Sur le plateau de RMC, le garde des Sceaux a déclaré le 17 mars : «La drogue tue plus, en règlement de comptes, que le terrorisme, chaque année en France ! Si le narcobanditisme est un danger pour la nation alors on doit se doter des mêmes moyens que pour la lutte contre le terrorisme !».

Bruno Retailleau, lui, défend le «dossier coffre» comme «essentiel» pour protéger les sources. «Quand la loi est faible, il faut la changer», martèle-t-il, voyant dans le narcotrafic une «menace existentielle».

 

Des détracteurs inquiets de la méthode du gouvernement 

La gauche, remontée contre le texte, s’est montrée active en commission en supprimant nombre des mesures voulues par le gouvernement. Sur le plateau de France 2, le député du Nouveau Front Populaire (NFP) a ainsi appelé à s’en prendre aux «gros bonnets au porte-monnaie» et a dénoncé «les coups de com de Darmanin et Retailleau, avec des amendements improvisés».

Des critiques ont aussi vu le jour dans le gouvernement : la secrétaire d'État chargée du Numérique, Clara Chappaz, s’est opposée à l'obligation pour les messageries chiffrées de permettre aux enquêteurs d'accéder aux échanges.

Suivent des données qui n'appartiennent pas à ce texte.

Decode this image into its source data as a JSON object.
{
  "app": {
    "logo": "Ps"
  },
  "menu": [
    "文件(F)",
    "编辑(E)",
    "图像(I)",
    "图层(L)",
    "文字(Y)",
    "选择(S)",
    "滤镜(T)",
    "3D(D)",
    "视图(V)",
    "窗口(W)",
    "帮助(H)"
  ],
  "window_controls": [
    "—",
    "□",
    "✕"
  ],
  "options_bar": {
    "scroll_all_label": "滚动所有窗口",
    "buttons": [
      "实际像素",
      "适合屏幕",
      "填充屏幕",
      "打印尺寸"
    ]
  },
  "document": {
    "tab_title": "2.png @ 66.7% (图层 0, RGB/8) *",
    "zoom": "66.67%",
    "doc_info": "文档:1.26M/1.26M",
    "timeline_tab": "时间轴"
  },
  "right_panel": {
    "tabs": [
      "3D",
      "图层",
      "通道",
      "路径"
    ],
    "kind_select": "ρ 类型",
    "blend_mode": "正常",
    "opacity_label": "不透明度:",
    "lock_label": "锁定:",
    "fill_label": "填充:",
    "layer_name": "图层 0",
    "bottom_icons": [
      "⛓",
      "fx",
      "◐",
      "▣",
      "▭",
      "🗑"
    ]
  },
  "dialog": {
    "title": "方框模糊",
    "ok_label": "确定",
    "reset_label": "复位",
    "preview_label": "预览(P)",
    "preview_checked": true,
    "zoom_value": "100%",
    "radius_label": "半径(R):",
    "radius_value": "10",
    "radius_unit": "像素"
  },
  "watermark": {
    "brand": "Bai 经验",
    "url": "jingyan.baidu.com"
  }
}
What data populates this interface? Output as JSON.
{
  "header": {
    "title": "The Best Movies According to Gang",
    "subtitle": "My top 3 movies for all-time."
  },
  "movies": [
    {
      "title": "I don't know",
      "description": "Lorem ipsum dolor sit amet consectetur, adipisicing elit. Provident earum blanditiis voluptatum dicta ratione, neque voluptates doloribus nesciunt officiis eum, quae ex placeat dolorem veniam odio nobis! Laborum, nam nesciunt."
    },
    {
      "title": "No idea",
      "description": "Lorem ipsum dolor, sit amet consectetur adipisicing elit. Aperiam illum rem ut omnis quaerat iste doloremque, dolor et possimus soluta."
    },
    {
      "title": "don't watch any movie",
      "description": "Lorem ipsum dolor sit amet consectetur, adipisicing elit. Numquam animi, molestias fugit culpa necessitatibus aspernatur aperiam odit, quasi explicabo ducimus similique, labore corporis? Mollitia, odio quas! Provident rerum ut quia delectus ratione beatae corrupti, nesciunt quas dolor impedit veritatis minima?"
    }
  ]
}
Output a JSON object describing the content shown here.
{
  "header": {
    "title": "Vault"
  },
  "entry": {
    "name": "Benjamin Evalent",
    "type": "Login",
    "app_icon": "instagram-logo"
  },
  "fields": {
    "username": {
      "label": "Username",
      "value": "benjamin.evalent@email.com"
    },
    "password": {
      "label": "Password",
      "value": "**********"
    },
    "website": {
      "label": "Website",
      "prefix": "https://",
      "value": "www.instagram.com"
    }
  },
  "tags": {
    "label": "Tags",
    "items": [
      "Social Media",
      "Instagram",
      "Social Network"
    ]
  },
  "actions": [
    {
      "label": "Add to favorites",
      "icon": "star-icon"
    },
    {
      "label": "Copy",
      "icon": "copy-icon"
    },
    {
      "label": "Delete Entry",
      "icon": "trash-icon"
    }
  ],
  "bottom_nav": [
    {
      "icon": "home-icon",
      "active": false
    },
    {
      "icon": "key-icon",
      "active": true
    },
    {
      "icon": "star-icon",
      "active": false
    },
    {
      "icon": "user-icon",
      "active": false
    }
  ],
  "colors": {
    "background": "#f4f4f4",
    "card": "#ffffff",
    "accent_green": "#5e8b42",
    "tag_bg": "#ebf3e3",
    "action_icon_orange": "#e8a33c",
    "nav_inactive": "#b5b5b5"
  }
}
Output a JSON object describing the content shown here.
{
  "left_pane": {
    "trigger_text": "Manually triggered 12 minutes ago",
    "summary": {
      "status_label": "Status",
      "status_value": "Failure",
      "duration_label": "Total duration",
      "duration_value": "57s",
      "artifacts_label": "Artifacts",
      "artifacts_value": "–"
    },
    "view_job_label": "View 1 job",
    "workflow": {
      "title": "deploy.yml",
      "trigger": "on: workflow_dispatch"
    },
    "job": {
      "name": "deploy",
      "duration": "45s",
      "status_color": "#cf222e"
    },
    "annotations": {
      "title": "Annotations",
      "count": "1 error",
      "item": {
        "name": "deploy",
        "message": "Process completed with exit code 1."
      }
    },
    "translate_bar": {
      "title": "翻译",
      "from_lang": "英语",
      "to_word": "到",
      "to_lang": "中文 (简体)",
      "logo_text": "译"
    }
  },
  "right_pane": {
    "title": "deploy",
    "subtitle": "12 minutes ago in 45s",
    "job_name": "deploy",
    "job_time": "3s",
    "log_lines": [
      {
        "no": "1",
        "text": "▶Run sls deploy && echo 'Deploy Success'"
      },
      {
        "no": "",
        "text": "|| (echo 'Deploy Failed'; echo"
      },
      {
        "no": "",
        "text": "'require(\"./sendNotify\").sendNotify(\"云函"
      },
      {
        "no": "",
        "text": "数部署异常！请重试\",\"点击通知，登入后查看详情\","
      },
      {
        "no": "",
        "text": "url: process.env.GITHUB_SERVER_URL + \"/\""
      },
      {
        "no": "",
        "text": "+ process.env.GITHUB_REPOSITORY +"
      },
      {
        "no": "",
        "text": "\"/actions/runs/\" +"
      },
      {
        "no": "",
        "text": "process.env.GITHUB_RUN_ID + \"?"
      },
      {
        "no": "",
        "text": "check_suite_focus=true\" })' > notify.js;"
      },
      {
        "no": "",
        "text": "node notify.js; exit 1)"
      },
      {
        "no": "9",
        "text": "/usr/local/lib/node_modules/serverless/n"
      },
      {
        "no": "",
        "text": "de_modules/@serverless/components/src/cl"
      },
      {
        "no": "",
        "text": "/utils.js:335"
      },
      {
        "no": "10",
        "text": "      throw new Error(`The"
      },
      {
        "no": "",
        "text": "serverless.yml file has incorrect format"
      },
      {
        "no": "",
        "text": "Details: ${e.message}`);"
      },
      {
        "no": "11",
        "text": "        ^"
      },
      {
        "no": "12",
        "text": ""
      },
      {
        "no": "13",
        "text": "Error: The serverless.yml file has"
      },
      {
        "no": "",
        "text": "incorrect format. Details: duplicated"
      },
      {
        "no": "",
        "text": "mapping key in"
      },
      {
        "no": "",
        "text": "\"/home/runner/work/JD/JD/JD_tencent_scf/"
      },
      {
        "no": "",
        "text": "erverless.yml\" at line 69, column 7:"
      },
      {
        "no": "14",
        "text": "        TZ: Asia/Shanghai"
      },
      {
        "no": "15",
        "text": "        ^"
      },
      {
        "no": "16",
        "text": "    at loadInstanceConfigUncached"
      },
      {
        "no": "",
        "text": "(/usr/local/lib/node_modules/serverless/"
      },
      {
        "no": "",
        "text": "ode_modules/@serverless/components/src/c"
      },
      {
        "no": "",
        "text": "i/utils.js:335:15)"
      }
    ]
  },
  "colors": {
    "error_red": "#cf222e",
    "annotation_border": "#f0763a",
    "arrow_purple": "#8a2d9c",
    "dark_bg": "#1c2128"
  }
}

La députée Renaissance Eléonore Caroit a de son coté mis en garde dans le journal L’Opinion : «Il faut agir, mais pas au détriment de notre État de droit». 

Les débats s’annoncent donc houleux à l’Assemblée nationale. Le texte qui doit être voté le 25 avril, s’il contient les dispositions mises en cause par ses détracteurs, pourrait être présenté devant le Conseil constitutionnel.